In the following experiment, let's say that there was a list of 16 song titles to remember. Group one was asked to remember the song titles while listening to a very popular song by a very popular artist. Group two was listening to a speech by Winston Churchill. Group 3 was the control group. Below you will see the three box plots representing the data. What can we tell about the data, just by looking at this graphic representation?
By taking a quick look at the data above, can we determine whether the data might be significant? And if so, how? There are two quick tips for seeing if your data is likely to be significant.

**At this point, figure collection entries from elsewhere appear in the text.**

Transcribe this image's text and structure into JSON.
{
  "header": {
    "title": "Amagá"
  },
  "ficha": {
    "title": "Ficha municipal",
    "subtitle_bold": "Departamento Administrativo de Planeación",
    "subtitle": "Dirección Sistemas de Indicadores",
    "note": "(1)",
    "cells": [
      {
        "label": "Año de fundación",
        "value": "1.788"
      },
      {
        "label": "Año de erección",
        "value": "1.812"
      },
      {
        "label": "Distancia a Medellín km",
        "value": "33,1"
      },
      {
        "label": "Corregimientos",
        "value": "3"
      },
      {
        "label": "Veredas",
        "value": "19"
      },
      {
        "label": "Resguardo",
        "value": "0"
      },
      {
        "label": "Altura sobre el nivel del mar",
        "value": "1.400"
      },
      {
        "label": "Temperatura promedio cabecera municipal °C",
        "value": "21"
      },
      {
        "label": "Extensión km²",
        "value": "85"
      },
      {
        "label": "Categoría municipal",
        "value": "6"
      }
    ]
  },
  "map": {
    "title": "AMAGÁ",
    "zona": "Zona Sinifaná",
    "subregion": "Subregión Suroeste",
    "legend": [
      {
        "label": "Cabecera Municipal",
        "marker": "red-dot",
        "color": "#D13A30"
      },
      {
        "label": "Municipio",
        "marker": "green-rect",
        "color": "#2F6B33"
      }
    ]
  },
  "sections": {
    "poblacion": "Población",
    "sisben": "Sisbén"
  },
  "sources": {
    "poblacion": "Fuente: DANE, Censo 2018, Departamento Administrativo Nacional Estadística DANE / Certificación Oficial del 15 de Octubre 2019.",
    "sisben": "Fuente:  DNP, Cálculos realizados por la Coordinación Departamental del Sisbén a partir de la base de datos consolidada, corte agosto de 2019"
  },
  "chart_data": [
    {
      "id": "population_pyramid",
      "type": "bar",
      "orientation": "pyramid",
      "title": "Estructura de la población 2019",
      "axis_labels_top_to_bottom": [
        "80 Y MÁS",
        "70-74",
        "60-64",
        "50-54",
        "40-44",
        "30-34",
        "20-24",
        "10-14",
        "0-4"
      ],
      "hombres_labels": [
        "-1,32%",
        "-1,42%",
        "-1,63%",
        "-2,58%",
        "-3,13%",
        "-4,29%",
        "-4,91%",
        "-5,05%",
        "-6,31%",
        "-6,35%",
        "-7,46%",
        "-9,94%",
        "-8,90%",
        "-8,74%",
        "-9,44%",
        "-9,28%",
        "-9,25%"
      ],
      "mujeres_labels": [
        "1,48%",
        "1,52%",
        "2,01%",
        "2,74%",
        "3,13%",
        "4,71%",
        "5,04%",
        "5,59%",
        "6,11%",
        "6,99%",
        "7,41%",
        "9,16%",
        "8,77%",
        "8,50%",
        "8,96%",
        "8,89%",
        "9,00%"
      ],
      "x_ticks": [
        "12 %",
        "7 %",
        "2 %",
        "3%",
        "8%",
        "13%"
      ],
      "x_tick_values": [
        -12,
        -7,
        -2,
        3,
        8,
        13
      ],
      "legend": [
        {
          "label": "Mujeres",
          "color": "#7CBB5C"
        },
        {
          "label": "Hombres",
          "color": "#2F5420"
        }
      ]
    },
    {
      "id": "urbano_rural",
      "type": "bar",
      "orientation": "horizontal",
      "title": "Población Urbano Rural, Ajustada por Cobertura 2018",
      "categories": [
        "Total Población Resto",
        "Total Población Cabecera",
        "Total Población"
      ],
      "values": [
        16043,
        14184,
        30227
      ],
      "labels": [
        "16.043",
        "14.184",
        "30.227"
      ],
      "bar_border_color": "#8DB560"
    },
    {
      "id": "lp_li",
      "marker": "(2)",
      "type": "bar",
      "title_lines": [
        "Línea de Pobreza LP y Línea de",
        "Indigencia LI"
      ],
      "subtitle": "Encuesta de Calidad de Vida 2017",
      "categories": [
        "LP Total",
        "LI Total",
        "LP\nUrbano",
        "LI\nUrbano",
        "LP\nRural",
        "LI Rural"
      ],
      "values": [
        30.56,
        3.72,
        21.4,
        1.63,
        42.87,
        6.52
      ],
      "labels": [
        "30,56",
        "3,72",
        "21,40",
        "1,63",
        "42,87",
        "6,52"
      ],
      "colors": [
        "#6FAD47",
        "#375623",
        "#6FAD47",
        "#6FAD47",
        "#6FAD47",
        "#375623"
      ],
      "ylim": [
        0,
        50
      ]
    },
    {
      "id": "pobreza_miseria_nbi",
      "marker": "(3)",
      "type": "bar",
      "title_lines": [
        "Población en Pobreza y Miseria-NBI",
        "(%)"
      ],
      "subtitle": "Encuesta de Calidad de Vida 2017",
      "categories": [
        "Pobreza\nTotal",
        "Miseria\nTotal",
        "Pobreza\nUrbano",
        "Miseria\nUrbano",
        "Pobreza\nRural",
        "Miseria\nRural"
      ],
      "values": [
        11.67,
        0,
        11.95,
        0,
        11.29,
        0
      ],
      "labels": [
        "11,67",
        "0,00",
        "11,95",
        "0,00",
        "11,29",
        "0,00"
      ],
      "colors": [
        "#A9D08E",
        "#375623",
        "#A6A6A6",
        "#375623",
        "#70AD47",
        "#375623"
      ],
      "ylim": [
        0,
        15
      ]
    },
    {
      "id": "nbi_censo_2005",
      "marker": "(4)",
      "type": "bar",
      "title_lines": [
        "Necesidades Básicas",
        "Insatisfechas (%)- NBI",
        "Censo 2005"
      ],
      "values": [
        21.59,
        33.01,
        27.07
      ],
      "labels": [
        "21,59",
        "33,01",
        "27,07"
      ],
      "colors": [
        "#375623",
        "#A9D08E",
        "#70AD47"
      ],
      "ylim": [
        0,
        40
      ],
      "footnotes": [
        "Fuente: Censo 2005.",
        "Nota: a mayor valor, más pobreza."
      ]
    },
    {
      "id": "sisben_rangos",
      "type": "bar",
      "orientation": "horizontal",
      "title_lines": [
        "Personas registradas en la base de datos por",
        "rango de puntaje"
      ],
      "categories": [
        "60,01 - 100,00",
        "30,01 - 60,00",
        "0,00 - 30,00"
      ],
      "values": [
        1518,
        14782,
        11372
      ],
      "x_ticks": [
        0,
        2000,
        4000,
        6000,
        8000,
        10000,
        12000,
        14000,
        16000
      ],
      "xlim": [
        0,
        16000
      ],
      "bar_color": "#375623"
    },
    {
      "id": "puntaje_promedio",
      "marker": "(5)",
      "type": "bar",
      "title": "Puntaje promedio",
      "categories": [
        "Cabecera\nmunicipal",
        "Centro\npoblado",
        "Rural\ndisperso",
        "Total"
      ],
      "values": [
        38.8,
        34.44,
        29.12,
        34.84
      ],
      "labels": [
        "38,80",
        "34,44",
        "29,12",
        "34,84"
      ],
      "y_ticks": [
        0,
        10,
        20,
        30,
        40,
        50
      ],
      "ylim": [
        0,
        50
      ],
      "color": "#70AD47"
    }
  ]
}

Start with the boxes. They represent the interquartile range. If two boxes do not overlap with one another, then there is a difference between the two groups. You can see that there is a clear difference in the data between groups 1 & 3 and groups 2 & 3.
Compare the medians. If the median line of box 1 lies outside of box 2 entirely, then there is likely to be a difference between the two groups. You can see that in this case, groups 1 and 2 show no significant difference.
Critical thinking about box plots
The following box plot represents data from an experiment in taste and perception. In this experiment, participants were asked to drink a glass of cranberry juice. In the "congruent" condition, the guide was served with no change and the participants were asked to identify the flavour of the juice as quickly as they could. Cranberry juice was chosen as there are several red juices, meaning that there were several potential answers. In the "incongruent" condition, the colour of the juice was changed to green. In other words, the colour did not match the natural colour of the juice. The question is whether our taste is reliant on the colour of the juice in order to identify the flavour.
When students put the data into a box and whisker plot, they came up with the following data representation. What does this tell us about the data?
The first thing that should stand out is that the variance of the time taken in the "green juice" condition was much higher than in the red juice condition. The IQR (the box) is wider in the incongruent (green) than in the congruent (red) condition.
The boxes overlap, so we cannot assume that there is a significant difference between the conditions. However, we cannot rule out a significant difference because the median of the incongruent condition is not within the box of the congruent condition.
You can also see that both samples show skew. For the incongruent condition, there is right-skew, with a long tail to the right (high values), as shown by the longer right whisker and also by the fact that the right part of the box (median to upper quartile) is longer than the left part.
The dot to the right of the congruent box plot is an outlier. It appears that there is only one potential outlier in this sample. However, since the outlier falls within the box of the incongruent condition, it is not that extreme and most likely should not be eliminated from the data set.